A Bollinger Band is a technical analysis tool defined by a set of trendlines plotted two standard deviations (positively and negatively) away from a simple moving average (SMA) of a security’s price, which can be adjusted to user preferences.
In the above chart, we see the Bollinger bands. This indicator was plotted using a 20-period simple moving average, which is the red line, and two standard deviations (positively and negatively) from the 20 period simple moving average, represented by the blue lines on either side of the 20 period simple moving average.

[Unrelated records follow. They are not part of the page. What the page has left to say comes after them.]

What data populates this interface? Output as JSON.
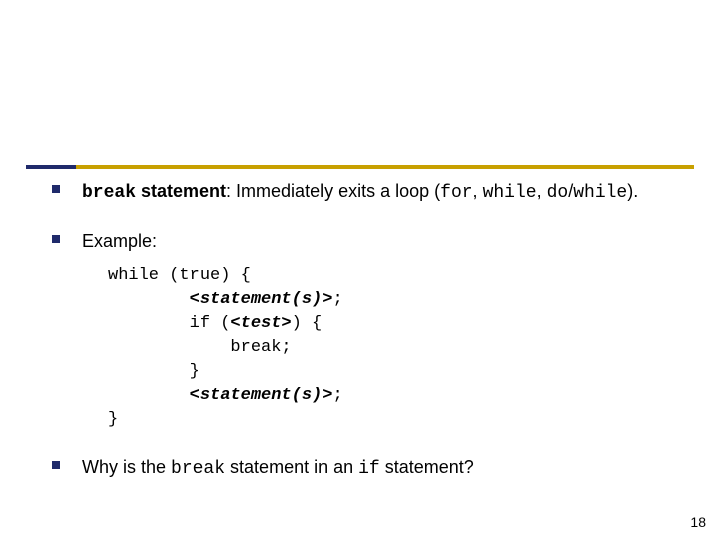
{
  "bullets": {
    "b1": {
      "kw": "break",
      "label": " statement",
      "rest1": ": Immediately exits a loop (",
      "m1": "for",
      "c1": ", ",
      "m2": "while",
      "c2": ", ",
      "m3": "do",
      "slash": "/",
      "m4": "while",
      "rest2": ")."
    },
    "b2": {
      "label": "Example:"
    },
    "code": {
      "l1": "while (true) {",
      "l2": "        <statement(s)>",
      "l2end": ";",
      "l3a": "        if (",
      "l3b": "<test>",
      "l3c": ") {",
      "l4": "            break;",
      "l5": "        }",
      "l6": "        <statement(s)>",
      "l6end": ";",
      "l7": "}"
    },
    "b3": {
      "p1": "Why is the ",
      "kw": "break",
      "p2": " statement in an ",
      "kw2": "if",
      "p3": " statement?"
    }
  },
  "page_number": "18"
}
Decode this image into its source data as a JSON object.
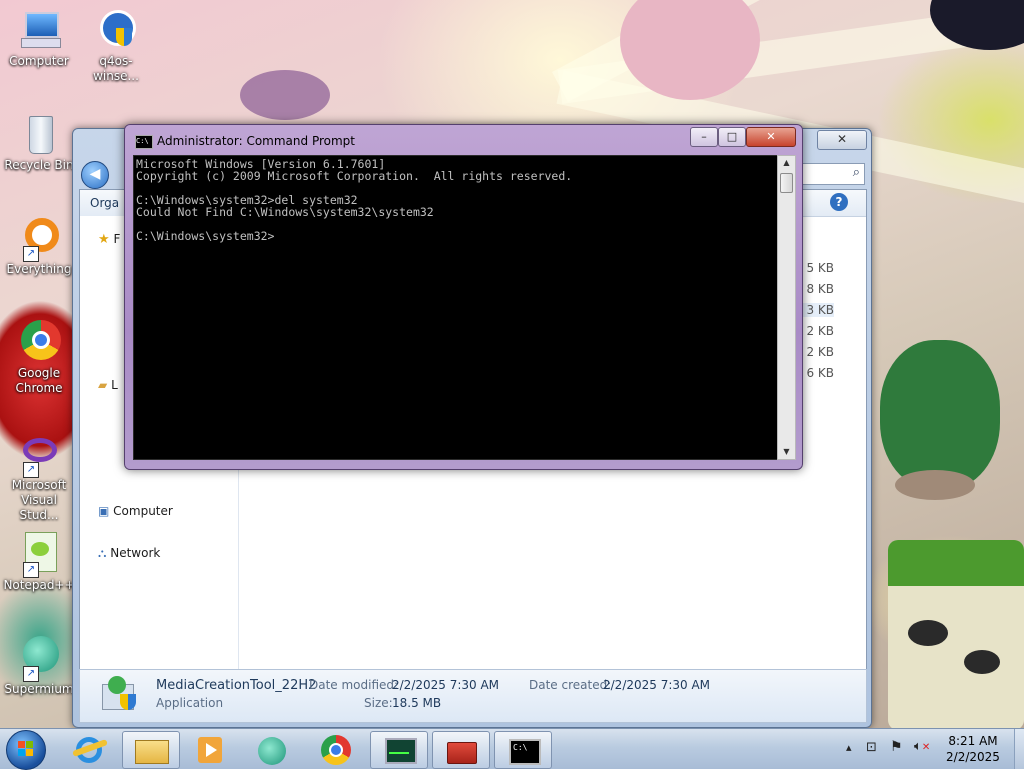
{
  "desktop": {
    "icons": [
      {
        "label": "Computer",
        "icon": "computer-icon"
      },
      {
        "label": "q4os-winse...",
        "icon": "shield-installer-icon"
      },
      {
        "label": "Recycle Bin",
        "icon": "recycle-bin-icon"
      },
      {
        "label": "Everything",
        "icon": "everything-search-icon"
      },
      {
        "label": "Google Chrome",
        "icon": "chrome-icon"
      },
      {
        "label": "Microsoft Visual Stud...",
        "icon": "visual-studio-icon"
      },
      {
        "label": "Notepad++",
        "icon": "notepadpp-icon"
      },
      {
        "label": "Supermium",
        "icon": "supermium-icon"
      }
    ]
  },
  "explorer": {
    "organize_label": "Orga",
    "nav": {
      "favorites_partial": "F",
      "libraries_partial": "L",
      "computer": "Computer",
      "network": "Network"
    },
    "sizes": [
      "5 KB",
      "8 KB",
      "3 KB",
      "2 KB",
      "2 KB",
      "6 KB"
    ],
    "details": {
      "name": "MediaCreationTool_22H2",
      "type": "Application",
      "date_modified_label": "Date modified:",
      "date_modified": "2/2/2025 7:30 AM",
      "date_created_label": "Date created:",
      "date_created": "2/2/2025 7:30 AM",
      "size_label": "Size:",
      "size": "18.5 MB"
    }
  },
  "cmd": {
    "title": "Administrator: Command Prompt",
    "icon_text": "C:\\",
    "console_lines": [
      "Microsoft Windows [Version 6.1.7601]",
      "Copyright (c) 2009 Microsoft Corporation.  All rights reserved.",
      "",
      "C:\\Windows\\system32>del system32",
      "Could Not Find C:\\Windows\\system32\\system32",
      "",
      "C:\\Windows\\system32>"
    ],
    "min_glyph": "–",
    "max_glyph": "□",
    "close_glyph": "✕"
  },
  "taskbar": {
    "start_icon": "windows-start-icon",
    "pinned": [
      "internet-explorer-icon",
      "file-explorer-icon",
      "media-player-icon",
      "supermium-icon",
      "chrome-icon",
      "task-manager-icon",
      "toolbox-icon",
      "command-prompt-icon"
    ],
    "tray": {
      "show_hidden_glyph": "▴",
      "time": "8:21 AM",
      "date": "2/2/2025"
    }
  }
}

So how do you use the Bollinger bands in a scalping trading strategy?
Reversals
When price exits either the upper or lower Bollinger bands, it can be seen as a signal for a reversal. This can also signal overbought or oversold conditions in the market. When price moves closer to or exits the upper band, the market is likely overbought, and a reversal is likely to occur. When price moves closer to or exits the lower band, the market is likely oversold, and a reversal will likely occur.
Long Position
A long position entry signal would occur when price exits the lower band of the Bollinger bands. You can also use reversal candlesticks as a confirmation of the signal.
In the image above, we see a long position entry signal at the point marked by the green arrow. Price exits the lower band of the Bollinger bands, followed by a green doji candlestick that acts as a confirmation for our long position entry. A long position opened at that point is profitable as price moves up.
Short Position
A long position entry signal would occur when price exits the upper band of the Bollinger bands. You can also use reversal candlesticks as a confirmation of the signal
In the image above, we see a short position entry signal at the point marked by the red arrow. Price exits the upper band of the Bollinger bands, followed by a green doji candlestick that acts as a confirmation for our short position entry. A short position opened at that point is profitable as price moves down.